Aus einem Ledertäschchen, das er am Gürtel trug, nahm er einen schmalen, vielfach umschnürten und versiegelten Brief und übergab ihn Wildefüer. Es sah aus, als ob er ihm die Hand zum Abschied reiche.

Wildefüer behielt den Zettel in seiner geschlossenen Faust und sagte mit einer ehrfürchtigen Verneigung: »Ich danke Euch, ehrwürdiger Vater, daß Ihr Euch immer wieder bereitfinden lasset, die Briefe zwischen Herzog Heinrich und mir zu vermitteln. Es ist nun schon das fünfte Mal.«

»Ich mische mich sonst nicht mehr in die Handel dieser Welt, wie du ja weißt!« gab der Greis zur Antwort. »Ich will es auch gar nicht wissen, was du mit Herzog Heinrich sinnst und planst. Genug, daß ich weiß, es ist zu Nutz und Ehre unsrer Kirche.«

»Darauf könnt Ihr Euch allerdings fest verlassen. Und nun lebt wohl, ehrwürdiger Vater.«

»Der Herr segne dich und behüte dich, mein Sohn«, sagte Fridag, erhob segnend die Hand gegen ihn und nickte ihm freundlich zu. Dann versank er sogleich wieder in die Betrachtung des vor ihm sich erhebenden Kunstwerkes.

Wildefüer verließ den Dom durch eine Seitentür. Als er sich im Portal unbeobachtet sah, barg er schnell den Brief in der Tasche seines Wamses. Dann eilte er mit hastigen Schritten seinem Hause zu.

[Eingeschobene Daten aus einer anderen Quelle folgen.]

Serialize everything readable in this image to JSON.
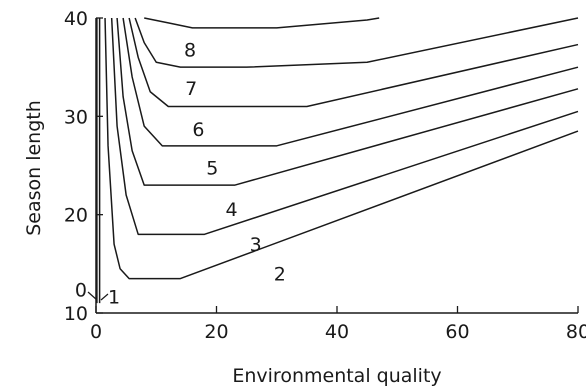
{
  "chart_data": {
    "type": "line",
    "title": "",
    "xlabel": "Environmental quality",
    "ylabel": "Season length",
    "xlim": [
      0,
      80
    ],
    "ylim": [
      10,
      40
    ],
    "x_ticks": [
      0,
      20,
      40,
      60,
      80
    ],
    "y_ticks": [
      10,
      20,
      30,
      40
    ],
    "grid": false,
    "legend": "none",
    "line_color": "#1a1a1a",
    "series": [
      {
        "name": "0",
        "points": [
          [
            0.15,
            11
          ],
          [
            0.15,
            40
          ]
        ]
      },
      {
        "name": "1",
        "points": [
          [
            0.6,
            11
          ],
          [
            0.6,
            40
          ]
        ]
      },
      {
        "name": "2",
        "points": [
          [
            1.5,
            40
          ],
          [
            2,
            27
          ],
          [
            3,
            17
          ],
          [
            4,
            14.5
          ],
          [
            5.5,
            13.5
          ],
          [
            14,
            13.5
          ],
          [
            80,
            28.5
          ]
        ]
      },
      {
        "name": "3",
        "points": [
          [
            2.6,
            40
          ],
          [
            3.5,
            29
          ],
          [
            5,
            22
          ],
          [
            7,
            18
          ],
          [
            12,
            18
          ],
          [
            18,
            18
          ],
          [
            80,
            30.5
          ]
        ]
      },
      {
        "name": "4",
        "points": [
          [
            3.5,
            40
          ],
          [
            4.5,
            32
          ],
          [
            6,
            26.5
          ],
          [
            8,
            23
          ],
          [
            15,
            23
          ],
          [
            23,
            23
          ],
          [
            80,
            32.8
          ]
        ]
      },
      {
        "name": "5",
        "points": [
          [
            4.5,
            40
          ],
          [
            6,
            34
          ],
          [
            8,
            29
          ],
          [
            11,
            27
          ],
          [
            18,
            27
          ],
          [
            30,
            27
          ],
          [
            80,
            35
          ]
        ]
      },
      {
        "name": "6",
        "points": [
          [
            5.5,
            40
          ],
          [
            7,
            36
          ],
          [
            9,
            32.5
          ],
          [
            12,
            31
          ],
          [
            20,
            31
          ],
          [
            35,
            31
          ],
          [
            80,
            37.3
          ]
        ]
      },
      {
        "name": "7",
        "points": [
          [
            6.5,
            40
          ],
          [
            8,
            37.5
          ],
          [
            10,
            35.5
          ],
          [
            14,
            35
          ],
          [
            25,
            35
          ],
          [
            45,
            35.5
          ],
          [
            80,
            40
          ]
        ]
      },
      {
        "name": "8",
        "points": [
          [
            8,
            40
          ],
          [
            12,
            39.5
          ],
          [
            16,
            39
          ],
          [
            30,
            39
          ],
          [
            45,
            39.8
          ],
          [
            47,
            40
          ]
        ]
      }
    ],
    "annotations": [
      {
        "text": "0",
        "x": -2.5,
        "y": 12.4
      },
      {
        "text": "1",
        "x": 3.0,
        "y": 11.7
      },
      {
        "text": "2",
        "x": 30.5,
        "y": 14.0
      },
      {
        "text": "3",
        "x": 26.5,
        "y": 17.0
      },
      {
        "text": "4",
        "x": 22.5,
        "y": 20.6
      },
      {
        "text": "5",
        "x": 19.3,
        "y": 24.8
      },
      {
        "text": "6",
        "x": 17.0,
        "y": 28.7
      },
      {
        "text": "7",
        "x": 15.8,
        "y": 32.9
      },
      {
        "text": "8",
        "x": 15.6,
        "y": 36.8
      }
    ]
  }
}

Als er an der Kirche zu Sankt Andreas vorüberkam, blieb er plötzlich stehen, und ein freudiger Schimmer leuchtete in seinen Augen auf. Vor der Tür des Gotteshauses hielten zwei Knechte mit drei Pferden, und aus der Kirche trat jetzt ein Mann, der den Reisemantel und das breite Schwert an der Seite trug. Wildefüer erkannte ihn auf der Stelle. Es war Christof von Hagen, der aus der Verbannung zurückkehrte in seine Vaterstadt. Und sein erster Gang in der Heimat war die Kirche gewesen, in der er getauft und gefirmelt worden war, und in der die Grabsteine seiner Ahnen standen. Hier vor dem Hochaltar hatte er gekniet, um Gott und seinen Heiligen für seine glückliche Heimkehr zu danken. Das litt keinen Zweifel. Was hätte er sonst hier wohl vollbringen wollen?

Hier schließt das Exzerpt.